Traditions de Noël en Provence

22 décembre 2022

NOËL EN PROVENCE

En Provence les traditions calendales (traditions de Noël) commencent avec la fête de la ste Barbe et s’achèvent avec la chandeleur.

La Sainte Barbe

Planter le blé de la Sainte Barbe, 20 jours avant Noël, soit le jour de la Sainte-Barbara, reste une des traditions calendales les plus suivies en Provence. Cette tradition nous vient de l’époque romaine, et la légende indique que si la germination se fait bien et si le blé est vert, la prochaine moisson sera abondante. Mais d’où vient cette tradition ?

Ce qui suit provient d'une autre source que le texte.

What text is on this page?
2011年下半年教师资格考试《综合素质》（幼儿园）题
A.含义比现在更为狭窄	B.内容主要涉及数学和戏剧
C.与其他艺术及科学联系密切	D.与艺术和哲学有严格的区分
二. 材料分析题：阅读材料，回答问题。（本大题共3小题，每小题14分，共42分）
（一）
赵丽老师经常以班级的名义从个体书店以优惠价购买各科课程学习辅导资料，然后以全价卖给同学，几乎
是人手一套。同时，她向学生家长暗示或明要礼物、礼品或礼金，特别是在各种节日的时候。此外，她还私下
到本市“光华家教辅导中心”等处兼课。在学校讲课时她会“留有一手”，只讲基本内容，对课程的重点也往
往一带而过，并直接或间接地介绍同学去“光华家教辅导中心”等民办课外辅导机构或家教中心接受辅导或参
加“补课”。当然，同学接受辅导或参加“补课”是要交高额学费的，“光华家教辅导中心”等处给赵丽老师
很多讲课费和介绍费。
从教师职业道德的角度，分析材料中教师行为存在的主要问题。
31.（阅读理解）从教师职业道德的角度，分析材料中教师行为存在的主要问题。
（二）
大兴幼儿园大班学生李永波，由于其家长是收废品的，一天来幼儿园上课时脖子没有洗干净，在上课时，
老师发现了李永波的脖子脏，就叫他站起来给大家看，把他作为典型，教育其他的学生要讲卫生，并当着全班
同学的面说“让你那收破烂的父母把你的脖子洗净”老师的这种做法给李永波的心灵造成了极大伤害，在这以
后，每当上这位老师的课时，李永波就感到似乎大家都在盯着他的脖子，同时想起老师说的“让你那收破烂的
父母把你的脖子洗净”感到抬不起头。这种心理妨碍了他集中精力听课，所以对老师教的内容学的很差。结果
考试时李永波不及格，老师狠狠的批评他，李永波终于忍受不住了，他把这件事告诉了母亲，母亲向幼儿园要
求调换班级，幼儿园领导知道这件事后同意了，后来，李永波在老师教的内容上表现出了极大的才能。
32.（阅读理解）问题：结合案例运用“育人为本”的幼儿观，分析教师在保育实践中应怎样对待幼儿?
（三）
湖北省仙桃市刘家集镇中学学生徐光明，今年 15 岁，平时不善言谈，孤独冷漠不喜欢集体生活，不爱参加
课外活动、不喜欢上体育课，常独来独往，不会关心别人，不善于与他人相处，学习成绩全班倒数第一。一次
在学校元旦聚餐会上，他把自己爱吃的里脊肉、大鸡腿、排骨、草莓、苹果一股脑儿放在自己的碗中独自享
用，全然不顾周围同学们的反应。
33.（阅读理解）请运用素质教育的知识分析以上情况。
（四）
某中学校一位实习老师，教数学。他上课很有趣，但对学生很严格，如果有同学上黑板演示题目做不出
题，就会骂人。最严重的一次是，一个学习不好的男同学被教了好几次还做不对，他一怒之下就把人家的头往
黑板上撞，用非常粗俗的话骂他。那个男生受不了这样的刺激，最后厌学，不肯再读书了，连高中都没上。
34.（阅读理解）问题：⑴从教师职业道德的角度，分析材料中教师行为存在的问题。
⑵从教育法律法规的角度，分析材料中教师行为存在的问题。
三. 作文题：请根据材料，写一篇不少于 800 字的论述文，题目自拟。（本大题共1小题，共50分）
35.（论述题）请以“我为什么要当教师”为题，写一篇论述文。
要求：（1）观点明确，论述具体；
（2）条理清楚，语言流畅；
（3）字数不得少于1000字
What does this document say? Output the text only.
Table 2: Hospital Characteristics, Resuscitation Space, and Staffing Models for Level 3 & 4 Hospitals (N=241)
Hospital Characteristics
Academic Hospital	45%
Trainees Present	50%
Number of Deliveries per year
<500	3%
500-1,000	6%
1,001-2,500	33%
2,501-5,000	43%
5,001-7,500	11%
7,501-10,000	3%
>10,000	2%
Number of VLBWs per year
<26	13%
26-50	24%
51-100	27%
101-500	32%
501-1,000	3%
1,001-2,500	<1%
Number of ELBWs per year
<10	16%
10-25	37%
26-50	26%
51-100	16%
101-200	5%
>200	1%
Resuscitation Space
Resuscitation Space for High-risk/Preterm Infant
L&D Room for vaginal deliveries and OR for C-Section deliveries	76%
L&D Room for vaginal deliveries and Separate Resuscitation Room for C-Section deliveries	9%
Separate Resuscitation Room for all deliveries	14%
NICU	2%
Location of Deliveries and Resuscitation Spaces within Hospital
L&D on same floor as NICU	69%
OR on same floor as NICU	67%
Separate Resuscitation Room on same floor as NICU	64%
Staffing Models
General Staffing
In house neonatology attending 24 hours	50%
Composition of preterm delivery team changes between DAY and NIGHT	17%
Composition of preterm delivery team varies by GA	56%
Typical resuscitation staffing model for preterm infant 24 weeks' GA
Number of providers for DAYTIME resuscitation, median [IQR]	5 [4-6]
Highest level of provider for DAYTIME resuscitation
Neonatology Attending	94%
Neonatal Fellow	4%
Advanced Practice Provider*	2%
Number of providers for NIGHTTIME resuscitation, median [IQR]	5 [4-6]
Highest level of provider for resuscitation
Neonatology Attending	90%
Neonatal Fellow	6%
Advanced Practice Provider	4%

Sainte Barbe était la fille de Dioscore. Belle et jeune, elle était jadis très courtisée en Provence.

Seulement, au grand dam de son père, elle préféra se consacrer à Dieu qu’aux hommes. Dioscore la fit enfermer dans une tour uniquement éclairée par deux fenêtres, où elle réussit tout de même à recevoir un enseignement chrétien, et à se faire baptiser. Apprenant cela, son père la menaça de son épée, mais elle réussit à s’enfuir et se réfugia dans le creux d’un rocher qui, selon la légende, s’entrouvrit pour lui donner asile. Mais elle fut dénoncée par un berger qui reçu comme punition la transformation de son troupeau de moutons en sauterelles. Elle se retrouva alors emprisonnée et dû renoncer au christianisme et épouser un païen. Ne voulant pas renier Dieu, Barbe fut victime de nombreuses tortures, et finalement, son père lui trancha la gorge avec ses propres mains. Dioscore fut alors frappé par la foudre, tel fut le châtiment céleste. Ste Barbe est la sainte patronne des pompiers.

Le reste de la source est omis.